Cast a long to a function pointer?

Question

I have the following code:

long fp = ...
void (*ptr)(long, char*, char*) = fp;

The long fp is a correct function pointer, which comes in as a long. I am getting the standard "makes pointer from int without a cast" warning. I want to be able to compile with:

-std=iso9899:1990 -pedantic-errors

which turns that warning into an error. The question is: what is the correct cast? I have tried various guesses, eg:

void (*ptr)(long, char*, char*) = (void)(*)(long, char*, char*) fp;

But can't seem to find the right one.

Answer 1

The "correct" cast is:

void (*ptr)(long, char*, char*) = (void (*)(long, char*, char*))fp;

Obviously, this can be tidied up with a suitable typedef.

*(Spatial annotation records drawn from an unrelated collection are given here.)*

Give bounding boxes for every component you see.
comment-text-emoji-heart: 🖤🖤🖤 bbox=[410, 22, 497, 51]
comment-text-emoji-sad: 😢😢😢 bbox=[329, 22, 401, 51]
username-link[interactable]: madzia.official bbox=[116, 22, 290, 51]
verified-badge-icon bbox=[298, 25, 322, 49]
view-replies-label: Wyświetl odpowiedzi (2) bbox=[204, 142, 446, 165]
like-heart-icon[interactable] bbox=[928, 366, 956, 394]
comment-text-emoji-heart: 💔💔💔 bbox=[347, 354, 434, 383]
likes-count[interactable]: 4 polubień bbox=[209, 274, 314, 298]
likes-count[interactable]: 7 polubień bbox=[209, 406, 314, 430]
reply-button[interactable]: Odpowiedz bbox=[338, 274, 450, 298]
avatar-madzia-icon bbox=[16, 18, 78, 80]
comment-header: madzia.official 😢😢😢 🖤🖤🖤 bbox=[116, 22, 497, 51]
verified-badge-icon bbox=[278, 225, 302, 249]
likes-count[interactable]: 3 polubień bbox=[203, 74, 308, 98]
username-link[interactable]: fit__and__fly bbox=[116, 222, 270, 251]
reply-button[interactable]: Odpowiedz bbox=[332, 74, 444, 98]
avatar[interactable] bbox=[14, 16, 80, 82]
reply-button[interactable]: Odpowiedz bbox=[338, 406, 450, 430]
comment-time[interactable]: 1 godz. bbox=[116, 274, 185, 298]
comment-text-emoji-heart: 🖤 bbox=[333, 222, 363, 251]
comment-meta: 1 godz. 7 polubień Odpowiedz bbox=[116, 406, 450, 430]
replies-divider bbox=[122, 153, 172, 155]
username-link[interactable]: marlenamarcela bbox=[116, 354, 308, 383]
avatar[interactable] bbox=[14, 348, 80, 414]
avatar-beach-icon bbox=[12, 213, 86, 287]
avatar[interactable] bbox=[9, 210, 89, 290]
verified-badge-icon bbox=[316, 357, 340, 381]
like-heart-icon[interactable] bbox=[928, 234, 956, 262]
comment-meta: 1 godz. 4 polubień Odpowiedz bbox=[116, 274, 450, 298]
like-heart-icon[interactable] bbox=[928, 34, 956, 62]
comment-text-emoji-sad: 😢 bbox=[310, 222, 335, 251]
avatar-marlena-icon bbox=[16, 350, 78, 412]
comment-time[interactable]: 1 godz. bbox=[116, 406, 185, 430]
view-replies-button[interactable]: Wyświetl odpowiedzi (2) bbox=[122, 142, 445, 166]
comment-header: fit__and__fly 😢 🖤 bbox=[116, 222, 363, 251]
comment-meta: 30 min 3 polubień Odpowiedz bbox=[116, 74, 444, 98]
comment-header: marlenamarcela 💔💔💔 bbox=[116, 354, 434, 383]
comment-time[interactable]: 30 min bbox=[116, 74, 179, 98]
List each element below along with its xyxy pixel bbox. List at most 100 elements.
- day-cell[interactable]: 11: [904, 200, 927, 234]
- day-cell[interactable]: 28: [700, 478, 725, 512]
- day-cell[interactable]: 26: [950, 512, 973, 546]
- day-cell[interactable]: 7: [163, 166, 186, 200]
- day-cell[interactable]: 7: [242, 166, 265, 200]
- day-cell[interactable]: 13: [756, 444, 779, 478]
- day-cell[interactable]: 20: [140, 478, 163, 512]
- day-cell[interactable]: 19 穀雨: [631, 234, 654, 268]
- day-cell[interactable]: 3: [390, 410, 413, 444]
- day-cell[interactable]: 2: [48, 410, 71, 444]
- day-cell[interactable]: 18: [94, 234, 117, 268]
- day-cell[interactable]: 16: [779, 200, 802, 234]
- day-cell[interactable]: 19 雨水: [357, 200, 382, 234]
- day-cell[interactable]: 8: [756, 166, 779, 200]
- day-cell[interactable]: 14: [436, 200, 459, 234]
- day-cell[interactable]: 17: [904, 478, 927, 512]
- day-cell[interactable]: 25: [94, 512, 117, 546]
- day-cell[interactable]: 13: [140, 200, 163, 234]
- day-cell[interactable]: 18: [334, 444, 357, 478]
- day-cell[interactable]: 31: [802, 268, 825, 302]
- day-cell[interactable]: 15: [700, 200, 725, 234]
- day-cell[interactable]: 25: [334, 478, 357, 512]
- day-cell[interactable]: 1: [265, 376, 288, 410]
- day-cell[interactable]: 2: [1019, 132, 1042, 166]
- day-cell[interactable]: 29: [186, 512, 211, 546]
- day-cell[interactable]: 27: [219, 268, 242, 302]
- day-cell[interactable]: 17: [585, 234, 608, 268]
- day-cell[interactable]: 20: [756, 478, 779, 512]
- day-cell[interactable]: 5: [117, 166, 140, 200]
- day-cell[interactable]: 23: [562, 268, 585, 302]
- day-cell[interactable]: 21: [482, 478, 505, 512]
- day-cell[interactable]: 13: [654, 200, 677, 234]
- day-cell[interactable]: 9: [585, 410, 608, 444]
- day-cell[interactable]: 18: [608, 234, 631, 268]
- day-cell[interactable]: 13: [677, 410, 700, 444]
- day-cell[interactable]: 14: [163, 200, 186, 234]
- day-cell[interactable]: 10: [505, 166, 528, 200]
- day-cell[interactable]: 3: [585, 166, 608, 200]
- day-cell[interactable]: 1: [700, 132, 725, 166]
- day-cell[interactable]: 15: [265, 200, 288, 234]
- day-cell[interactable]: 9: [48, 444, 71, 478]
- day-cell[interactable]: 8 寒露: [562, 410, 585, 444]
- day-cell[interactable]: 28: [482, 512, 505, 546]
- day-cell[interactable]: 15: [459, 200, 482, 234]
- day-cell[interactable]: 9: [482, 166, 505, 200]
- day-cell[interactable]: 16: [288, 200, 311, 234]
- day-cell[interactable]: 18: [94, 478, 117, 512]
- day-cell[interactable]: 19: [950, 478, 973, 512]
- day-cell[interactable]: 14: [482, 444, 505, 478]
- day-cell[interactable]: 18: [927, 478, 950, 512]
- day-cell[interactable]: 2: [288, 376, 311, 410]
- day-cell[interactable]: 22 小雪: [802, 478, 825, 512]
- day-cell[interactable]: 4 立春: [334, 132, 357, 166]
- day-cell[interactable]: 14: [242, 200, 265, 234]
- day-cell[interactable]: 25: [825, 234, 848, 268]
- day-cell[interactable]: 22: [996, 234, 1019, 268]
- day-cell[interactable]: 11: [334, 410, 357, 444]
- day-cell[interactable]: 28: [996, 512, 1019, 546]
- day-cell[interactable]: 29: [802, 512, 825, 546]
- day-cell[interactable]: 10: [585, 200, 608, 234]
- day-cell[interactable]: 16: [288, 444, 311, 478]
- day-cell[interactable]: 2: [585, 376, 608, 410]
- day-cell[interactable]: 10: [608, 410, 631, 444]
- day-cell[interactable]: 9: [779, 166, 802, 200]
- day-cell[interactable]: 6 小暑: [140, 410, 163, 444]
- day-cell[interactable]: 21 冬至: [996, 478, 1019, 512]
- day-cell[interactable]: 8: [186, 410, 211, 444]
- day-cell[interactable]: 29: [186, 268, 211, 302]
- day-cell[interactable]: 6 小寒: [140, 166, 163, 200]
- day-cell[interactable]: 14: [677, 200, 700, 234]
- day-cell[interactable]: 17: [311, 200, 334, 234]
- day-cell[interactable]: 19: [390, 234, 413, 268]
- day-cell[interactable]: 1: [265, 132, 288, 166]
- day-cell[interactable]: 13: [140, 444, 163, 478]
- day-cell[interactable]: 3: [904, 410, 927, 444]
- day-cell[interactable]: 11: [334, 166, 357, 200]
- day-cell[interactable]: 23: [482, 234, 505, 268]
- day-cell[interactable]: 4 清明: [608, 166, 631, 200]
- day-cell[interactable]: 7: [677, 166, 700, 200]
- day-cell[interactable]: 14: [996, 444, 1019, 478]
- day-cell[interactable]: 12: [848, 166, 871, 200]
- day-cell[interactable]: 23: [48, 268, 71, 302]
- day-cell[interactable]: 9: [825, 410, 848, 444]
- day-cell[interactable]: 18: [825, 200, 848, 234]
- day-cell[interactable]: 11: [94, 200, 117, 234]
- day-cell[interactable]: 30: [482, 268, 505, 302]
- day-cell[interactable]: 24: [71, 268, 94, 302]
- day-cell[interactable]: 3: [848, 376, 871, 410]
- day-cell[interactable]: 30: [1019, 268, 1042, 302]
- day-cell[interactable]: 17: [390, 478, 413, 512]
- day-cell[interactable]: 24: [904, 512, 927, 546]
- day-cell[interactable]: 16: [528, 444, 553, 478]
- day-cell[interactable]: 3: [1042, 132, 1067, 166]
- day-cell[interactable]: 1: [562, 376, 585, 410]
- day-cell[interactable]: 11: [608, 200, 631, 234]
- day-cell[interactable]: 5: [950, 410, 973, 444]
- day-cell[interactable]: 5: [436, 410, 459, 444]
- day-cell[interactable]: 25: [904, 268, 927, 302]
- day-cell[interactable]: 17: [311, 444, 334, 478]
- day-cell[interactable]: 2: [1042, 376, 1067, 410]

But either way, the result of this is implementation-defined. If you can, avoid this, and maintain the pointer in a pointer type. Next best thing would be to use intptr_t if it's available.

Answer 2

Probably it's something like:

void (* ptr)(long, char, char *) = (void (*)(long, char, char *))fp;

but my suggestion is to use a typedef and forget about all this mess:

typedef void (* fnPtr)(long, char, char*);
fnPtr ptr = (fnPtr) fp;

Answer 3

The only "correct" way is not to cast at all, but rather copy the binary representation:

long fp;
void (*ptr)(long, char*, char*);

memcpy(&ptr, &fp, sizeof ptr);

Answer 4

The main problem here is, that ANSI-C does not allow this, despite the countless C-APIs out there relying on this feature. Therefore, you will likely run into trouble when compiling with -pedantic . As was hinted by other posters, you can cheat around the cast by using things like memcpy() or a union type for casting.

By the way, POSIX guarantees that this will work, so the part about 'implementation-defined results' gets a lot less scary.